White blood cell count, absolute neutrophil count, and respiratory index were significantly higher in the CAP group than those in the control group, while the oxygenation index was markedly lower. Ultrasound detection results showed that the CAP group exhibited significantly higher detection rates of pleural effusion, interstitial lung changes, lung consolidation, B-lines, air bronchogram signs, and reduced or absent lung sliding signs compared with the control group. In addition, the LUS and PCT levels were markedly higher in the CAP group, while the PCIS was notably lower. Further analysis exhibited that the LUS in the CAP group was significantly positively correlated with PCT levels and negatively correlated with PCIS. The receiver operating characteristic curve indicated that the area under the curve of LUS for diagnosing children with lung infection was 0.841.
LUS is closely related to serum PCT level and PCIS. Lung ultrasound detection demonstrates high sensitivity and specificity, indicating its valuable clinical diagnostic utility for CAP in children.

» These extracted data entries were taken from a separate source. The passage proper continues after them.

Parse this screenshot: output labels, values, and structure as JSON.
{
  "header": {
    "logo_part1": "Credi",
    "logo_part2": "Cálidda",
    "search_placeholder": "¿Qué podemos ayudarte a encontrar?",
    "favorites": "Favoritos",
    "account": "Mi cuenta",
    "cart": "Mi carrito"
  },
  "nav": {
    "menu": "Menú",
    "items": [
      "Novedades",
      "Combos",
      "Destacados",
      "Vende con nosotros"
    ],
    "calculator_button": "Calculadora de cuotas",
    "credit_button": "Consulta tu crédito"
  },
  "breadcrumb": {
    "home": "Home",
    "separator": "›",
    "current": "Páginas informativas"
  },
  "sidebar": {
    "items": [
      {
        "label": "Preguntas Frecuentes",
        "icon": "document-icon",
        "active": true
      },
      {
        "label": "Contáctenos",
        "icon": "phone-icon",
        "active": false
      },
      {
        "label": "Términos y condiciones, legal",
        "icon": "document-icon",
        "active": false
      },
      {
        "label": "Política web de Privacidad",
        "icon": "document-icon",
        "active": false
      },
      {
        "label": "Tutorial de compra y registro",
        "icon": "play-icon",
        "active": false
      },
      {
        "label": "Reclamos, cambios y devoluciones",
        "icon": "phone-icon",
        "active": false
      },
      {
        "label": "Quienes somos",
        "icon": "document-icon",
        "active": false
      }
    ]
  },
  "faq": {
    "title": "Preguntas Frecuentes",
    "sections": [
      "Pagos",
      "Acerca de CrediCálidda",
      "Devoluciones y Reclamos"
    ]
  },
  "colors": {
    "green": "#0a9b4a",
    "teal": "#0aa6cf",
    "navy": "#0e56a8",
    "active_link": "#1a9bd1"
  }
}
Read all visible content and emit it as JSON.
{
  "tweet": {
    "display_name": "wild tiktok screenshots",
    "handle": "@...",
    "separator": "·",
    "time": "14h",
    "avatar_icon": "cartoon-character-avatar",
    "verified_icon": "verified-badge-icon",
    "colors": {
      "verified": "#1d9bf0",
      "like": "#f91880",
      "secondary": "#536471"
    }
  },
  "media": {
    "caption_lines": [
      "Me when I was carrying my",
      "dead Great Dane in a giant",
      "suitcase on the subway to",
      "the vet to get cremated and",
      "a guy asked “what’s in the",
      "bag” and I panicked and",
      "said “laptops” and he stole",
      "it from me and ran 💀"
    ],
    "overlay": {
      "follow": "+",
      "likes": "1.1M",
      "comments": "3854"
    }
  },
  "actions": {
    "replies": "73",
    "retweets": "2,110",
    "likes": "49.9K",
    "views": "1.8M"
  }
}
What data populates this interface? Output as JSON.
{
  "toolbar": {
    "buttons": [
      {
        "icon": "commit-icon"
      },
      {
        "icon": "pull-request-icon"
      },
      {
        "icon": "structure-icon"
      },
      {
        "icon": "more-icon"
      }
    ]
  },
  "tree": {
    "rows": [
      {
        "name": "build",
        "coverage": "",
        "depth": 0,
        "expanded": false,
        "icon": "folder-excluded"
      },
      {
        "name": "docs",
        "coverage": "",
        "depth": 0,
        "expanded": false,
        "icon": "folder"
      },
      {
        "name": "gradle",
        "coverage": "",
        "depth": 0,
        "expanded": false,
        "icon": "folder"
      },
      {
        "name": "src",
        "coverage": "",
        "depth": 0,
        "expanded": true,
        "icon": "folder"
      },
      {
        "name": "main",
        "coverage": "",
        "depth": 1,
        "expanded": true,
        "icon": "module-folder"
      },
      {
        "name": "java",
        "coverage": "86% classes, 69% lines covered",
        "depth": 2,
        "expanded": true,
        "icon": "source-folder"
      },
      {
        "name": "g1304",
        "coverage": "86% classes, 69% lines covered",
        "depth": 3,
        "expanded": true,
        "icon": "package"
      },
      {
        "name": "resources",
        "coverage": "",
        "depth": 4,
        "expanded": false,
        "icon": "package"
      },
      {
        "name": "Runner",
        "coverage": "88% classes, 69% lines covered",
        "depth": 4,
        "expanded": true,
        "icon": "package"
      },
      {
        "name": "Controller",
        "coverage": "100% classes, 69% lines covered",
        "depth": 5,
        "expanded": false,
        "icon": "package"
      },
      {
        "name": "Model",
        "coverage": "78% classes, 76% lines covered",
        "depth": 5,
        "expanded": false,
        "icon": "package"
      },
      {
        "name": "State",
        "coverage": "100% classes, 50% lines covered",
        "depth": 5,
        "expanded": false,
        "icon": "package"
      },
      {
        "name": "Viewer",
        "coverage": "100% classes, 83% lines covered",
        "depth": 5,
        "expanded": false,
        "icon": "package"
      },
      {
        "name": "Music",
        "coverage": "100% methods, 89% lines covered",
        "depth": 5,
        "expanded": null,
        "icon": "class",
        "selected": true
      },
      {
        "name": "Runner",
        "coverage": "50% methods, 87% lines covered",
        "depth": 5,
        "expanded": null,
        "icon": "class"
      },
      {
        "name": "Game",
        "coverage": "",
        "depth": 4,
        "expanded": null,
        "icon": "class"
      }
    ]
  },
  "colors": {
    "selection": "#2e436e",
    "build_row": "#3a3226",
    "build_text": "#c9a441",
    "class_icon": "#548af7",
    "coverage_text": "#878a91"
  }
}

本研究旨在评估超声在儿童社区获得性肺炎(CAP)中的诊断价值。
收集了确诊为 CAP 的患儿和健康儿童对照组的临床资料,进行肺部超声检查,评估肺部超声评分(LUS),采集静脉血标本,采用自动免疫分析仪检测白细胞计数等血清指标,酶联免疫吸附法检测血清降钙素原(PCT)水平。对所有受试者进行小儿危重症评分(PCIS)。
CAP 组患儿白细胞计数、中性粒细胞绝对值和呼吸指数均明显高于对照组,而氧合指数明显降低。超声检测结果显示,CAP 组患儿胸腔积液、间质肺改变、肺实变、B 线、空气支气管征和肺滑动征缺失或减少的检出率明显高于对照组。此外,CAP 组的 LUS 和 PCT 水平明显升高,而 PCIS 明显降低。进一步分析表明,CAP 组 LUS 与 PCT 水平呈显著正相关,与 PCIS 呈显著负相关。受试者工作特征曲线表明,LUS 诊断儿童肺部感染的曲线下面积为 0.841。
LUS 与血清 PCT 水平和 PCIS 密切相关。肺部超声检测具有较高的敏感性和特异性,对儿童 CAP 具有重要的临床诊断价值。